The Vietnamese-American community here centers on Mary Queen of Vietnam Catholic Church. The parish’s roots extend back to three villages in the Red River Delta’s Bui Chu Diocese in North Vietnam. With the fall of French rule in 1954, church leadership kept villagers together as they fled to a new home in the south’s Mekong Delta. The fall of Saigon in 1975 prompted a massive exodus, and with the backing of American priests, thousands of Catholic refugees resettled to the United States. Venerable New Orleans Archbishop Philip Hannan sponsored a group that included hundreds of villagers from the Bui Chu Diocese, settling them in an apartment complex originally built to house NASA employees. It just so happened that the bayous and waterways of Eastern New Orleans were a familiar landscape to the refugees, who immediately began agriculture using techniques from Vietnam’s river deltas.

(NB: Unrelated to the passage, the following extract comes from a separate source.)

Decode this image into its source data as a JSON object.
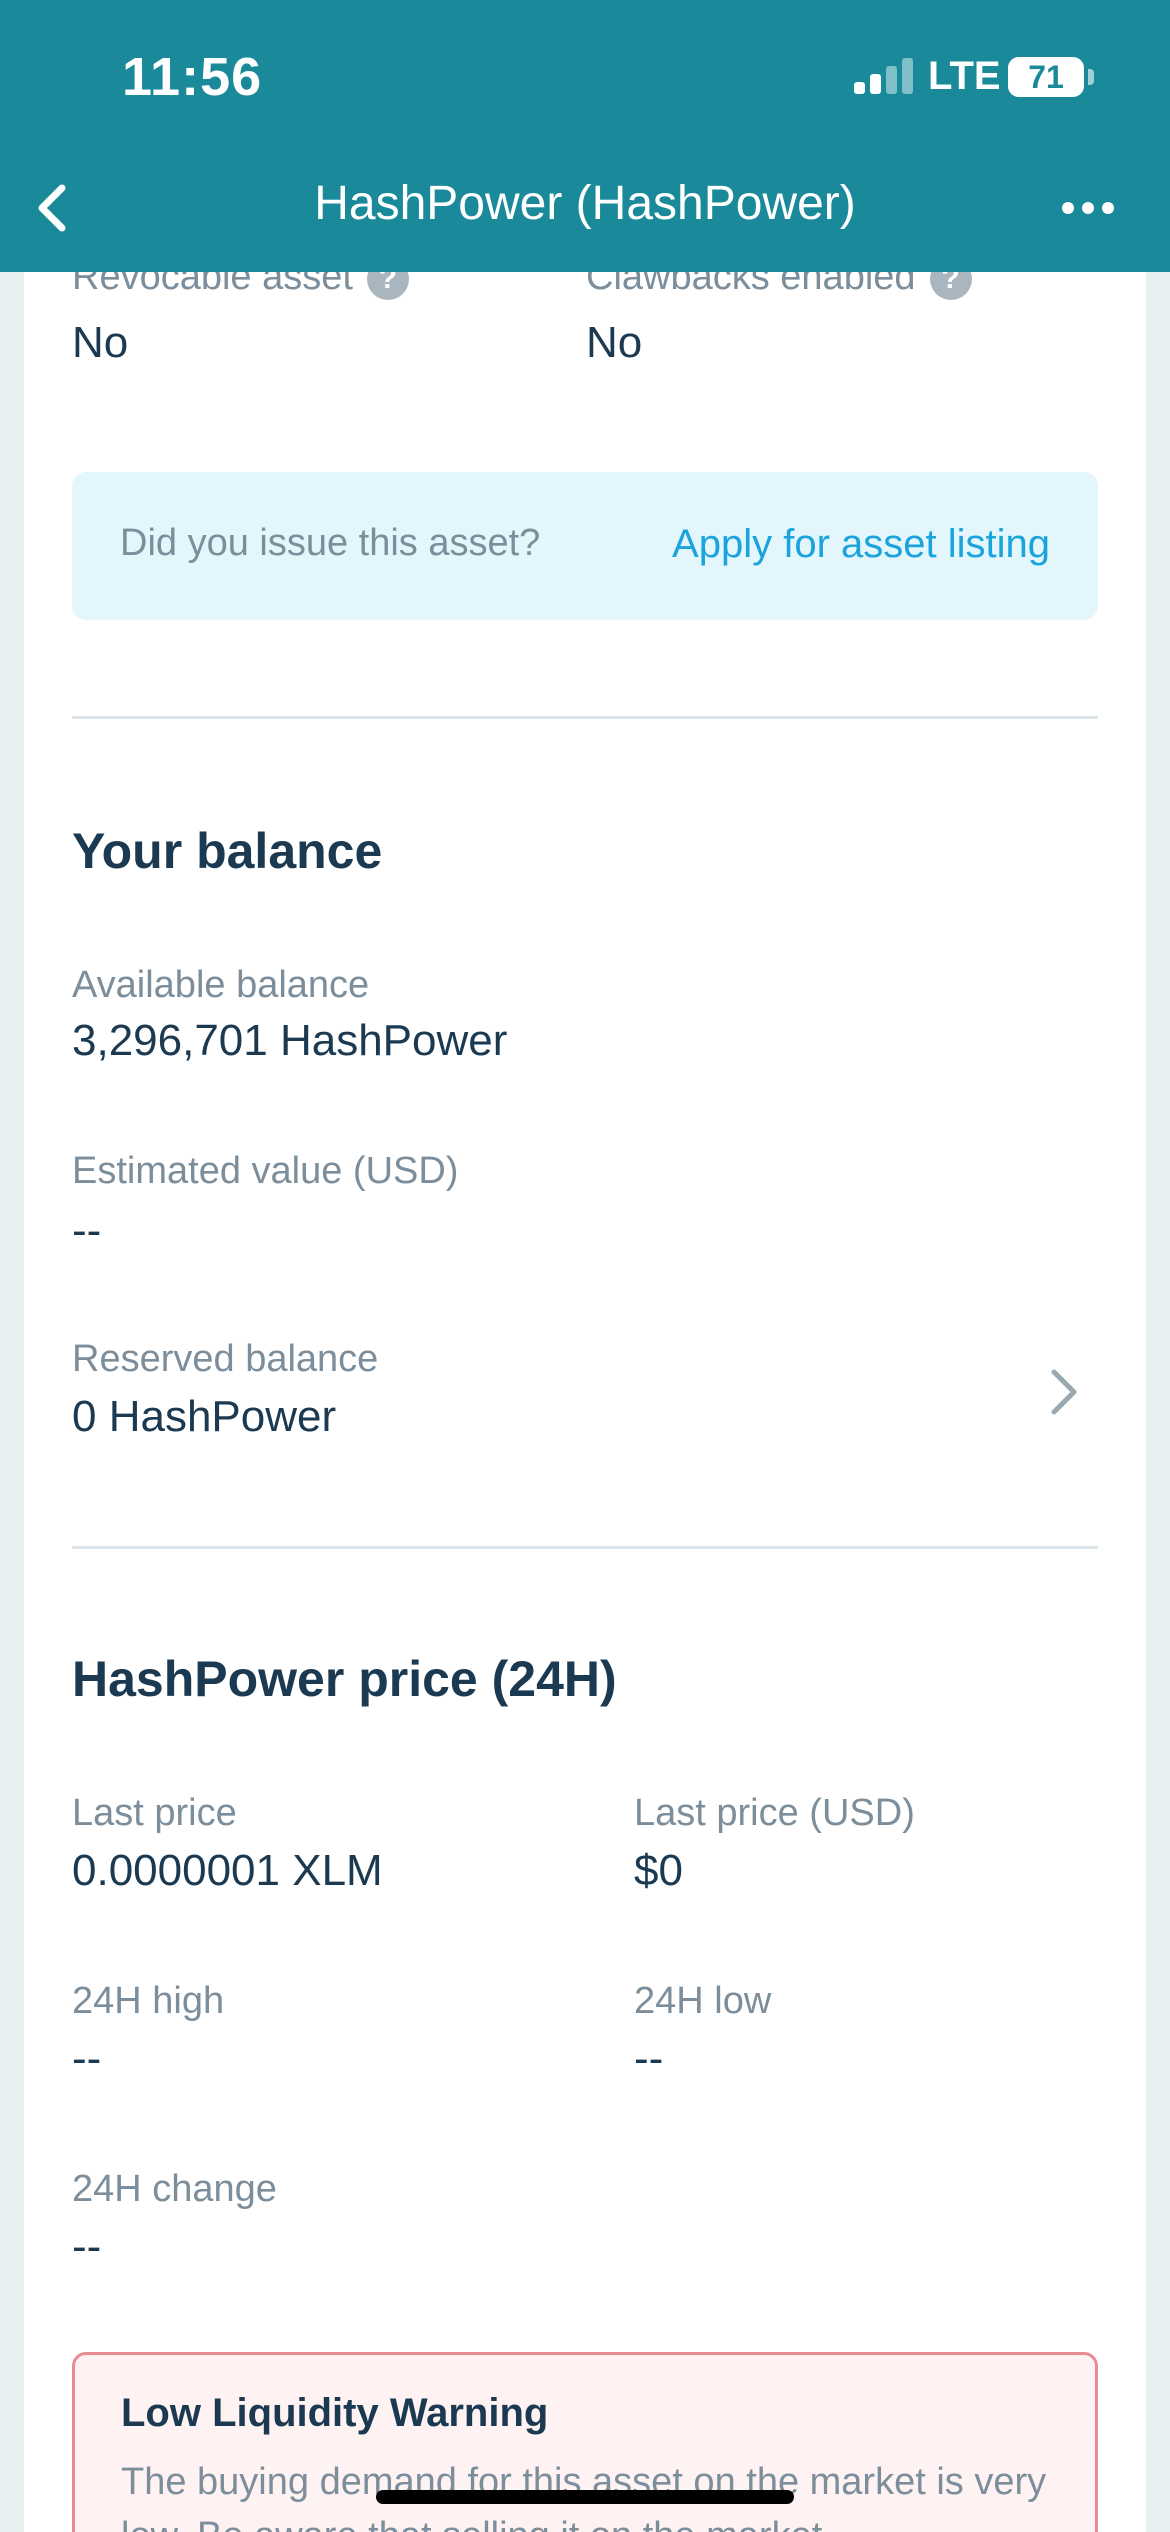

From 2003 until 2010, Mary Queen of Vietnam Parish fell under the charismatic leadership of Father Vien The Nguyen. Father Vien headed up a leadership structure that had survived intact since the parish’s original 1954 displacement. “The Parish is divided into seven wards,” he explained, each with “its own leadership and organizational structure.” Wards, in turn, were subdivided into hamlets. This organization allowed Father Vien to keep track of all 6,300 of his parishioners when they evacuated for Katrina. Within hours, he knew which two of his parishioners were missing.

Father Vien led a coordinated return to Village de l’Est as soon as the neighborhood reopened. Elderly residents, who had already experienced decades of war and upheaval, were among the first to begin rebuilding. “To them,” explained a younger admirer, “this is such a minor thing.” With time, the neighborhood would craft a long-term redevelopment plan, open its own school and medical clinic, ward off a nearby landfill, and lay plans for a senior center and a large urban farm. Asked about his legacy in Village de l’Est, Father Vien did not hesitate to respond. “It is a sense of empowerment in the people,” he said.